Этот ход мыслей завершился, наконец, различными соображениями на предмет анонимности в авторстве. Он сожалел, что не начал свою писательскую карьеру под маской. Теперь уже это могло быть поздно: уже целая вселенная знала его, и напрасно было в конце дня пытаться скрыться от известности самостоятельно. Но когда он разглядел существенное достоинство, уместность и надежность всех моментов анонимности, то не смог не согласиться самым искренним образом с теми неудачниками, которые не только естественно противились любому виду публичности, но со временем начинали стыдиться своих собственных последующих произведений – написанных, в основном, просто ради денег – безжалостно вынудив самих себя создавать звучные титульные листы от разнообразных пекарен и списки погибших ради других финансовых соображений, поскольку вид титульного листа, несомненно, должен был помочь издателю в его продажах.

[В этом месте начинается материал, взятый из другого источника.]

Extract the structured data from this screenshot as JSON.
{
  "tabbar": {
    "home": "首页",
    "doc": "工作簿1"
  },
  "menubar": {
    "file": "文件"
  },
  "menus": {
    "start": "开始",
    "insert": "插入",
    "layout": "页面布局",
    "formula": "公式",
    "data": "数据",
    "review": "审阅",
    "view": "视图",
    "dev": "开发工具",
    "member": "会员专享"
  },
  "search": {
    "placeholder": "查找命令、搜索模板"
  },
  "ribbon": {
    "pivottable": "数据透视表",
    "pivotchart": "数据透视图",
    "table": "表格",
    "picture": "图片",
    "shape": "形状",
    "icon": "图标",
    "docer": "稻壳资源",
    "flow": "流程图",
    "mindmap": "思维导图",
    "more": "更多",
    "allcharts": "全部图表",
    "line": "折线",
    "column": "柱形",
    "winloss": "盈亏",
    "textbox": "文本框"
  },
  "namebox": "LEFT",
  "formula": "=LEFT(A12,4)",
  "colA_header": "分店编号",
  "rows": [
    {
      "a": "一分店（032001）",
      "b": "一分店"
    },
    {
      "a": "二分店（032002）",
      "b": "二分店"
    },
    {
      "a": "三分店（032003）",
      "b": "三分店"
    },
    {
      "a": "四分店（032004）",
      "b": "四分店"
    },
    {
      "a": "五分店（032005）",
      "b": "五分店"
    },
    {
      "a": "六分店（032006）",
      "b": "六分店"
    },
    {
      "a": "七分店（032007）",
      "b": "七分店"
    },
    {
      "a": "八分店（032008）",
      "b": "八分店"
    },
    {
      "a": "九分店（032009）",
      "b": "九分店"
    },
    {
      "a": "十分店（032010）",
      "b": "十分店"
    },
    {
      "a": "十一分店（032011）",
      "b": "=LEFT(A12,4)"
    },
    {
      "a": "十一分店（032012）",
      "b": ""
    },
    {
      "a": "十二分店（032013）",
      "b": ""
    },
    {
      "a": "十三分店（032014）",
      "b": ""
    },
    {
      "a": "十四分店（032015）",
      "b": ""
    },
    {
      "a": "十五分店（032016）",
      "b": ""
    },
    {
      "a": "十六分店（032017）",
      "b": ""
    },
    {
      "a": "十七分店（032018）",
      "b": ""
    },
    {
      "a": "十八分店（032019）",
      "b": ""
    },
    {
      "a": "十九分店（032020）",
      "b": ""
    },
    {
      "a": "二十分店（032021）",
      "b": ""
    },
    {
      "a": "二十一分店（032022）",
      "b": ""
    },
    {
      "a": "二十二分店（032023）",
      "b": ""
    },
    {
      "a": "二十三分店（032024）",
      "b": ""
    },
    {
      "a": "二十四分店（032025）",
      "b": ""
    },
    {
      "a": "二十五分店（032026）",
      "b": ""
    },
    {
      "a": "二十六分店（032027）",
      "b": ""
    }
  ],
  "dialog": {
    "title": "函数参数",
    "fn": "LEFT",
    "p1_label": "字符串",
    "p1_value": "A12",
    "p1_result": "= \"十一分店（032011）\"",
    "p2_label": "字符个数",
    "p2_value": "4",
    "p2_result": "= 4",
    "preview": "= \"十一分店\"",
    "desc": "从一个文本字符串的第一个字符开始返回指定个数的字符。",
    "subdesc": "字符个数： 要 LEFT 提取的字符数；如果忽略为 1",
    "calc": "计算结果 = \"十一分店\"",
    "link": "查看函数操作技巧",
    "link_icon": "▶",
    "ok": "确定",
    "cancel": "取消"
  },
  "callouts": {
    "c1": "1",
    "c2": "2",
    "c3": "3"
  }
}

Но возможно, что направленный, хотя и в целом несознательный мотив Пьера в окончательном отказе – как он потом и сделал – от услуг господ Уандера и Уэна – этих нетерпеливых претендентов на привилегию распространения и укрепления его известности – стал результатом идеи, не очень далеко забегающей вперед в это время, о том, что, вероятно, его будущие произведения могли бы, по крайней мере, сравняться, если не превзойти, в некоторой небольшой степени, то, что уже явлено миру. Он решил ждать своей литературной канонизация, пока не сможет, по крайней мере, перерасти невежественное толкование Закона, который, с исключительной аффектацией доброты, объявлял его «ребенком». Его скромность закрывала от него то обстоятельство, что самые великие начитанные знаменитости в своё время смогли благодаря божественной силе гения стать полными бакалаврами Университета Известности, в то время как такие же юридически несовершеннолетние подростки вынуждены были ходить к своим мамам ради пенсов, с помощью которых подкармливали себя орехами.